Taking the ulimit suggestion above, I get the following output:

core file size          (blocks, -c) 0
data seg size           (kbytes, -d) 36864
max nice                        (-e) 0
file size               (blocks, -f) unlimited
pending signals                 (-i) 38912
max locked memory       (kbytes, -l) 32
max memory size         (kbytes, -m) 36864
open files                      (-n) 8192
pipe size            (512 bytes, -p) 8
POSIX message queues     (bytes, -q) 819200
max rt priority                 (-r) 0
stack size              (kbytes, -s) 8192
cpu time               (seconds, -t) 10
max user processes              (-u) 16
virtual memory          (kbytes, -v) 36864
file locks                      (-x) unlimited
[download]

By my reading, then, the program has 36 megabytes of available RAM, and an 8 megabyte stack. Actually more than the hosting-service promised to deliver, and unquestionably more than enough resources to run this program.

And yet... it doesn't run. If it claims to be “out of memory,” all I can say is ... something having to do with cow excrement.

I still don't know the real reason why it cannot allocate memory, but I'm certain that it's not actually “running out of” anything. Something is different between this case and all others... I just can't determine what it is.
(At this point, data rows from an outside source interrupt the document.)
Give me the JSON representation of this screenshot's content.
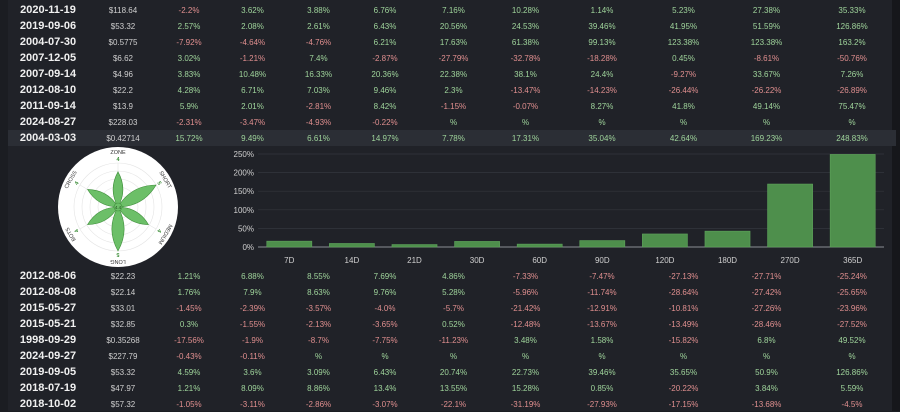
{
  "colors": {
    "positive": "#9fd49b",
    "negative": "#e08f8f",
    "bar": "#4e8f4c",
    "petal": "#6cbf68"
  },
  "top_rows": [
    {
      "date": "2020-11-19",
      "price": "$118.64",
      "values": [
        "-2.2%",
        "3.62%",
        "3.88%",
        "6.76%",
        "7.16%",
        "10.28%",
        "1.14%",
        "5.23%",
        "27.38%",
        "35.33%"
      ]
    },
    {
      "date": "2019-09-06",
      "price": "$53.32",
      "values": [
        "2.57%",
        "2.08%",
        "2.61%",
        "6.43%",
        "20.56%",
        "24.53%",
        "39.46%",
        "41.95%",
        "51.59%",
        "126.86%"
      ]
    },
    {
      "date": "2004-07-30",
      "price": "$0.5775",
      "values": [
        "-7.92%",
        "-4.64%",
        "-4.76%",
        "6.21%",
        "17.63%",
        "61.38%",
        "99.13%",
        "123.38%",
        "123.38%",
        "163.2%"
      ]
    },
    {
      "date": "2007-12-05",
      "price": "$6.62",
      "values": [
        "3.02%",
        "-1.21%",
        "7.4%",
        "-2.87%",
        "-27.79%",
        "-32.78%",
        "-18.28%",
        "0.45%",
        "-8.61%",
        "-50.76%"
      ]
    },
    {
      "date": "2007-09-14",
      "price": "$4.96",
      "values": [
        "3.83%",
        "10.48%",
        "16.33%",
        "20.36%",
        "22.38%",
        "38.1%",
        "24.4%",
        "-9.27%",
        "33.67%",
        "7.26%"
      ]
    },
    {
      "date": "2012-08-10",
      "price": "$22.2",
      "values": [
        "4.28%",
        "6.71%",
        "7.03%",
        "9.46%",
        "2.3%",
        "-13.47%",
        "-14.23%",
        "-26.44%",
        "-26.22%",
        "-26.89%"
      ]
    },
    {
      "date": "2011-09-14",
      "price": "$13.9",
      "values": [
        "5.9%",
        "2.01%",
        "-2.81%",
        "8.42%",
        "-1.15%",
        "-0.07%",
        "8.27%",
        "41.8%",
        "49.14%",
        "75.47%"
      ]
    },
    {
      "date": "2024-08-27",
      "price": "$228.03",
      "values": [
        "-2.31%",
        "-3.47%",
        "-4.93%",
        "-0.22%",
        "%",
        "%",
        "%",
        "%",
        "%",
        "%"
      ]
    },
    {
      "date": "2004-03-03",
      "price": "$0.42714",
      "values": [
        "15.72%",
        "9.49%",
        "6.61%",
        "14.97%",
        "7.78%",
        "17.31%",
        "35.04%",
        "42.64%",
        "169.23%",
        "248.83%"
      ]
    }
  ],
  "bottom_rows": [
    {
      "date": "2012-08-06",
      "price": "$22.23",
      "values": [
        "1.21%",
        "6.88%",
        "8.55%",
        "7.69%",
        "4.86%",
        "-7.33%",
        "-7.47%",
        "-27.13%",
        "-27.71%",
        "-25.24%"
      ]
    },
    {
      "date": "2012-08-08",
      "price": "$22.14",
      "values": [
        "1.76%",
        "7.9%",
        "8.63%",
        "9.76%",
        "5.28%",
        "-5.96%",
        "-11.74%",
        "-28.64%",
        "-27.42%",
        "-25.65%"
      ]
    },
    {
      "date": "2015-05-27",
      "price": "$33.01",
      "values": [
        "-1.45%",
        "-2.39%",
        "-3.57%",
        "-4.0%",
        "-5.7%",
        "-21.42%",
        "-12.91%",
        "-10.81%",
        "-27.26%",
        "-23.96%"
      ]
    },
    {
      "date": "2015-05-21",
      "price": "$32.85",
      "values": [
        "0.3%",
        "-1.55%",
        "-2.13%",
        "-3.65%",
        "0.52%",
        "-12.48%",
        "-13.67%",
        "-13.49%",
        "-28.46%",
        "-27.52%"
      ]
    },
    {
      "date": "1998-09-29",
      "price": "$0.35268",
      "values": [
        "-17.56%",
        "-1.9%",
        "-8.7%",
        "-7.75%",
        "-11.23%",
        "3.48%",
        "1.58%",
        "-15.82%",
        "6.8%",
        "49.52%"
      ]
    },
    {
      "date": "2024-09-27",
      "price": "$227.79",
      "values": [
        "-0.43%",
        "-0.11%",
        "%",
        "%",
        "%",
        "%",
        "%",
        "%",
        "%",
        "%"
      ]
    },
    {
      "date": "2019-09-05",
      "price": "$53.32",
      "values": [
        "4.59%",
        "3.6%",
        "3.09%",
        "6.43%",
        "20.74%",
        "22.73%",
        "39.46%",
        "35.65%",
        "50.9%",
        "126.86%"
      ]
    },
    {
      "date": "2018-07-19",
      "price": "$47.97",
      "values": [
        "1.21%",
        "8.09%",
        "8.86%",
        "13.4%",
        "13.55%",
        "15.28%",
        "0.85%",
        "-20.22%",
        "3.84%",
        "5.59%"
      ]
    },
    {
      "date": "2018-10-02",
      "price": "$57.32",
      "values": [
        "-1.05%",
        "-3.11%",
        "-2.86%",
        "-3.07%",
        "-22.1%",
        "-31.19%",
        "-27.93%",
        "-17.15%",
        "-13.68%",
        "-4.5%"
      ]
    }
  ],
  "radar": {
    "center_label": "4.4",
    "axes": [
      {
        "label": "ZONE",
        "value": 4
      },
      {
        "label": "SHORT",
        "value": 5
      },
      {
        "label": "MEDIUM",
        "value": 4
      },
      {
        "label": "LONG",
        "value": 5
      },
      {
        "label": "BOTS",
        "value": 4
      },
      {
        "label": "CROSS",
        "value": 4
      }
    ],
    "max": 5
  },
  "chart_data": {
    "type": "bar",
    "categories": [
      "7D",
      "14D",
      "21D",
      "30D",
      "60D",
      "90D",
      "120D",
      "180D",
      "270D",
      "365D"
    ],
    "values": [
      15.72,
      9.49,
      6.61,
      14.97,
      7.78,
      17.31,
      35.04,
      42.64,
      169.23,
      248.83
    ],
    "yticks": [
      "0%",
      "50%",
      "100%",
      "150%",
      "200%",
      "250%"
    ],
    "ylim": [
      0,
      250
    ],
    "grid": true,
    "title": "",
    "xlabel": "",
    "ylabel": ""
  }
}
Myself, I would try using qx{} to capture the output from:

• free (to check memory)
• df (to check disk)

I can't think in anything else than starting allocation more and more memory until your process crashes. Something like a loop would do it while it can print to STDERR the total allocated.

Of course, knowing how exactly to how much memory was allocated is another issue... I never tried such thing.

Doing a search in CPAN if found Apache::DProf, but I didn't saw that anything you mentioned about using mod_perl.

You could try to run your code outside Apache using Devel::SmallProf and estimate how much memory it will use at each iteration of the loop.

To close this thread:   the suggestions made by Illuminatus and almut are “spot-on.”

With grateful acknowledgement to these esteemed Monks.